Perhaps part of the concern is it might lead to confusion about the two dominant conceptual frames to think about drugs in society: they either have “medicinal” uses or they have “recreational” uses. What if someone wanted to argue that even healthy people should have access to psychedelics for purposes tied to “spiritual growth” or, if you prefer “health and wellbeing”? The science seems to point in that direction, as discussed in this article by clinical psychologist J. W. B. Elsey.

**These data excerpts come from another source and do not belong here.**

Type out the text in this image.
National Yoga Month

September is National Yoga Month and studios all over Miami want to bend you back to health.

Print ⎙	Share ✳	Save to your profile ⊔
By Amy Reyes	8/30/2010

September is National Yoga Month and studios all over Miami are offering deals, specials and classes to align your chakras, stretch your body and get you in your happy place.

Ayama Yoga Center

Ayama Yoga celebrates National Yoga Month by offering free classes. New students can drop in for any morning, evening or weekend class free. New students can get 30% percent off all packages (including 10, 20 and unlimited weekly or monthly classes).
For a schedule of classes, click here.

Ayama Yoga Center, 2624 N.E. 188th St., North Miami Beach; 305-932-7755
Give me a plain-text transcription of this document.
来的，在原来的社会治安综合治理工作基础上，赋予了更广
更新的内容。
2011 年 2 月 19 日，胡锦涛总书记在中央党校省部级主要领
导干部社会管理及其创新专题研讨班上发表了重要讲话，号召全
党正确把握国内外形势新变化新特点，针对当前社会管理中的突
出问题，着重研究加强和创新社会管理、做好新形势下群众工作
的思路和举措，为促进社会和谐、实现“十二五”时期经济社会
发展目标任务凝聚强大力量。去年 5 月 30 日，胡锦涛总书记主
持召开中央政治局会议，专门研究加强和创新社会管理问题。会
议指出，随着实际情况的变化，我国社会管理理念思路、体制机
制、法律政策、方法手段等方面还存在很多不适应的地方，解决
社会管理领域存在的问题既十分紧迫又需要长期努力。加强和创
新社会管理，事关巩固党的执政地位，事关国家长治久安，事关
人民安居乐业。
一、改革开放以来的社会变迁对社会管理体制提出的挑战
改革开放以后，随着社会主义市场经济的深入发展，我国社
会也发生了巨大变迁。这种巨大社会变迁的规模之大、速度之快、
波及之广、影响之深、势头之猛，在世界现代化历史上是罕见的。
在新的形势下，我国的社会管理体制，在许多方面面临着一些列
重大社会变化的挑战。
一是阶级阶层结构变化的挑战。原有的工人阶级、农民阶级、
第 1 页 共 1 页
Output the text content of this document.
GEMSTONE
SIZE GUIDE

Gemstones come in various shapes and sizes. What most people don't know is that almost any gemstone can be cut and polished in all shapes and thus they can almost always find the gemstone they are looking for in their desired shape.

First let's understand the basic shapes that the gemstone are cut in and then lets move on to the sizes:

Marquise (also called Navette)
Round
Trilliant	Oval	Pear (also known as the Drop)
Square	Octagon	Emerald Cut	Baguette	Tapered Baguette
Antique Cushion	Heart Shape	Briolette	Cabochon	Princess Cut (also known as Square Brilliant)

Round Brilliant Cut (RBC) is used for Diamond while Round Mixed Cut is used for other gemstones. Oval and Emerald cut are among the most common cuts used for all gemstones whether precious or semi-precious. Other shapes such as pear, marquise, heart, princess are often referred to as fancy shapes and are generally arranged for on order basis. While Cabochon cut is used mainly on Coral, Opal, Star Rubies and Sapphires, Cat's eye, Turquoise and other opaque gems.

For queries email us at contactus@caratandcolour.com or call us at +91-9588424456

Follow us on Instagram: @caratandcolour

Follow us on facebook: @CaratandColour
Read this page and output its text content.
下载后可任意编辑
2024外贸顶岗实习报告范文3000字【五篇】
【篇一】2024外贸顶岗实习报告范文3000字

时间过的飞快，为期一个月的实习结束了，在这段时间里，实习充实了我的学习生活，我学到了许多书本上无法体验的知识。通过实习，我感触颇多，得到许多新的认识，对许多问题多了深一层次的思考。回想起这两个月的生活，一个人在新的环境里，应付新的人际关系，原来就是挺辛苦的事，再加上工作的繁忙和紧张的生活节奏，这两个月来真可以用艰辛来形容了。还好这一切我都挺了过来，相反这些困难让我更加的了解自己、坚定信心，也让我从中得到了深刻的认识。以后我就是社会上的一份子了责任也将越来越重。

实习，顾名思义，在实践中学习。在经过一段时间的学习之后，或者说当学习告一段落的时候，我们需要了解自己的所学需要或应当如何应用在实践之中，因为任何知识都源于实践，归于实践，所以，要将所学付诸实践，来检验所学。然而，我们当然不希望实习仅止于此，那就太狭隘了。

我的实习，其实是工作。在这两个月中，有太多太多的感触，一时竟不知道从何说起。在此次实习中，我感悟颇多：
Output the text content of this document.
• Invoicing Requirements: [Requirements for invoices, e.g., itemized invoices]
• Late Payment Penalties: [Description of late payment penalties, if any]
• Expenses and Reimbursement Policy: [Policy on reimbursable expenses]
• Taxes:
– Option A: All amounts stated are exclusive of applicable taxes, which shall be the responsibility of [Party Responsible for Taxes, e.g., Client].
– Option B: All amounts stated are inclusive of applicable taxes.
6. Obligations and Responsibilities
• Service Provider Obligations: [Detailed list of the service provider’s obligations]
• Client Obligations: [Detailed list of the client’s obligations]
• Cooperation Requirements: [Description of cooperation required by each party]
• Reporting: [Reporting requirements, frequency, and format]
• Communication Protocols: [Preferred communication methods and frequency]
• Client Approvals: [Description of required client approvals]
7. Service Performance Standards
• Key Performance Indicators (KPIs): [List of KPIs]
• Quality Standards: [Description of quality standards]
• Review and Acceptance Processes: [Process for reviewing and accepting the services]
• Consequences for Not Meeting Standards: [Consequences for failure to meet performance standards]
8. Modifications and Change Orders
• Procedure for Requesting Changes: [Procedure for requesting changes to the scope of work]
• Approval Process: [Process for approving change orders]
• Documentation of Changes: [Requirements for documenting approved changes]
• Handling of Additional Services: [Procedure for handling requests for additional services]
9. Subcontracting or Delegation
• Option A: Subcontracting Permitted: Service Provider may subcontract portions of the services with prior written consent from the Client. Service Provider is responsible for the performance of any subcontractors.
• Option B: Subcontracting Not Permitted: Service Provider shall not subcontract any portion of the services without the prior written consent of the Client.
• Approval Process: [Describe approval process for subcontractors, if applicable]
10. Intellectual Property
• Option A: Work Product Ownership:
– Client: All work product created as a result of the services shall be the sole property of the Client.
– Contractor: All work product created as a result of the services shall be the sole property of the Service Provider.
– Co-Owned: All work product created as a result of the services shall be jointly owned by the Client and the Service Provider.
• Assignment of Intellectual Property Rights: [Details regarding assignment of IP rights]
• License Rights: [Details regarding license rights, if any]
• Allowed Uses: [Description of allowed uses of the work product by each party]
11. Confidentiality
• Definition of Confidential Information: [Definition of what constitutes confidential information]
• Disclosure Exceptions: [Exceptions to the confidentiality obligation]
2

But it is in this more ambiguous, liminal conceptual space, between medicine and recreation, body and spirit, religion and science, that altered states of consciousness and mind altering substances do their best work. In some sense it doesn’t matter what words are used to describe elements of the current psychedelic renaissance—shaman or doctor; brain or consciousness; tripping or neurochemical transmissions. Even as their medical value is being uncovered in rigorous, scientifically-focused clinical trials with a relatively small number of patients who have very specific conditions, psychedelics are creeping into public consciousness, leading many at the micro and macro levels into new understandings of mind, body, and the ever elusive spirit, in the search for a healthy life.

Gary Laderman teaches at Emory University and is writing a book on religion and drugs.